Mg2Nb34O87 Porous Microspheres for Use in High-Energy, Safe, Fast-Charging, and Stable Lithium-Ion Batteries.

M-Nb-O compounds are advanced anode materials for lithium-ion batteries (LIBs) due to their high specific capacities, safe operating potentials, and high cycling stability. Nevertheless, the found M-Nb-O anode materials are very limited. Here, Mg2Nb34O87 is developed as a new M-Nb-O material. Mg2Nb34O87 porous microspheres (Mg2Nb34O87-P) with primary-particle sizes of 30-100 nm are fabricated based on a solvothermal method. Mg2Nb34O87 has an open 3 × 4 × ∞ Wadsley-Roth shear structure and a large unit-cell volume, leading to its largest Li+ diffusion coefficients among all the developed M-Nb-O anode materials. In situ X-ray diffraction analyses reveal its high structural stability and intercalating characteristic. These architectural, conductivity, and structural advantages in Mg2Nb34O87-P lead to its most significant intercalation pseudocapacitive contribution (87.7% at 1.1 mV s-1) among the existing M-Nb-O anode materials and prominent rate capability (high reversible capacities of 338 mAh g-1 at 0.1C and 230 mAh g-1 at 10C).

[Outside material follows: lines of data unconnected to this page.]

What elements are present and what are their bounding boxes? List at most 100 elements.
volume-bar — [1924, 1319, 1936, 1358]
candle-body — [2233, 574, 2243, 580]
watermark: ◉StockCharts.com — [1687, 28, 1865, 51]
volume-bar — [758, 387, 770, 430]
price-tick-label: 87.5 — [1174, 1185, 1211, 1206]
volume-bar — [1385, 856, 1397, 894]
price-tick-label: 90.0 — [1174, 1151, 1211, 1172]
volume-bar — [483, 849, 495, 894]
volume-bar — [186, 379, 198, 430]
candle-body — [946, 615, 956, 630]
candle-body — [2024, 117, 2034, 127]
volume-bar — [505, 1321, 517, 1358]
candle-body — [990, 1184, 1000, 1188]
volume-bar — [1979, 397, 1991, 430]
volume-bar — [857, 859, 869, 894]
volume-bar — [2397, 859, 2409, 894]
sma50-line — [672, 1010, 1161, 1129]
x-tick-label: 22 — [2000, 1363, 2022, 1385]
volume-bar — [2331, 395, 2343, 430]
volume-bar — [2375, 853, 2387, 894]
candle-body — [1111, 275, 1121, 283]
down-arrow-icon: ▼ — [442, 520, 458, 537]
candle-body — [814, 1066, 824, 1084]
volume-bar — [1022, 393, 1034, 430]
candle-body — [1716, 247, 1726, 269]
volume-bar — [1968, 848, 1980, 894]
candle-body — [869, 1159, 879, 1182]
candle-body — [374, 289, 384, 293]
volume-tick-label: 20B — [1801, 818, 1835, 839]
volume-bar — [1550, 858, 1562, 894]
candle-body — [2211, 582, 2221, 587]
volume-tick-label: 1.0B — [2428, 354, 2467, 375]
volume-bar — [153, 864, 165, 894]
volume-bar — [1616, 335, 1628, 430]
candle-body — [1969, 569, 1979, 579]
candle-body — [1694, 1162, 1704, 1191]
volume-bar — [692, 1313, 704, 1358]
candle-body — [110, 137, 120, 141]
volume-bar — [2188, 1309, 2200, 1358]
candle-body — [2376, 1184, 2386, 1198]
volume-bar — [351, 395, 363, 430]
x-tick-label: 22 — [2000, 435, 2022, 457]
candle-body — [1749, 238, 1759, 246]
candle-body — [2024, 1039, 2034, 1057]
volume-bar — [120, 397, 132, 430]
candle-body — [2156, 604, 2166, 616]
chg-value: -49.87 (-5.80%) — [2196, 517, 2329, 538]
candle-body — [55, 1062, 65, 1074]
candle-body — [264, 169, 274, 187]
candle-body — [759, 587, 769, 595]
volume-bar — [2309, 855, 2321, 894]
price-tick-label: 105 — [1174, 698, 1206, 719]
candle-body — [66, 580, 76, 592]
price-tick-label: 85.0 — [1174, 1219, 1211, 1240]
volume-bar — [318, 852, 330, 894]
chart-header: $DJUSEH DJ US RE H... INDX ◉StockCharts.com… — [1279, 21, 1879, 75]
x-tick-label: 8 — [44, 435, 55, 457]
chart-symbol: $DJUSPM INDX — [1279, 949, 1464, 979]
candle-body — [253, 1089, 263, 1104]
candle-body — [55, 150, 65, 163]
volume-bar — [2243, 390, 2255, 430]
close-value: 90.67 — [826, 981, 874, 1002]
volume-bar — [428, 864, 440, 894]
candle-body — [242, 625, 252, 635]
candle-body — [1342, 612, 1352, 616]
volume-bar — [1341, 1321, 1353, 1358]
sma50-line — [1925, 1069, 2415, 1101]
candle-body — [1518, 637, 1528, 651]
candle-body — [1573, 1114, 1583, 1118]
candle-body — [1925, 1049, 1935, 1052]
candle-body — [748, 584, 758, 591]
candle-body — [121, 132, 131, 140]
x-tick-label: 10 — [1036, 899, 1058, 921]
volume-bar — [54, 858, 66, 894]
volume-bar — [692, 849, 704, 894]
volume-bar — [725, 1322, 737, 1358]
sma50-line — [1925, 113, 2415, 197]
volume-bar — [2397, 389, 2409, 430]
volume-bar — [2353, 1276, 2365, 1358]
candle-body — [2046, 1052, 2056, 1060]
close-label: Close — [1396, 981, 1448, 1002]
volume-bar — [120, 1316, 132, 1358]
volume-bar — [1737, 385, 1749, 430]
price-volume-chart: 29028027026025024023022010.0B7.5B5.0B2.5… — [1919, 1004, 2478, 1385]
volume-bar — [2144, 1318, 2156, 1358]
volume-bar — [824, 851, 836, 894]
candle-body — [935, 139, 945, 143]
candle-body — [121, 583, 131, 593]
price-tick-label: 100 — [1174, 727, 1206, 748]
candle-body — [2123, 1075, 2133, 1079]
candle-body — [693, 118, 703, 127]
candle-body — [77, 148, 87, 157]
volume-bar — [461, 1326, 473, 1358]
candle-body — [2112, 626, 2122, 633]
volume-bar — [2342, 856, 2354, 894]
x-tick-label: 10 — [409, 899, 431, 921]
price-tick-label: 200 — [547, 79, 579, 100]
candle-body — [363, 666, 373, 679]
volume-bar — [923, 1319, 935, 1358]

Additionally, this new material exhibits a safe operating potential (∼1.68 V), an ultrahigh initial Coulombic efficiency (94.8%), and an outstanding cycling stability (only 6.9% capacity loss at 10C over 500 cycles). All of these evidences indicate that Mg2Nb34O87-P is an ideal anode material for high-energy, safe, fast-charging, and stable LIBs.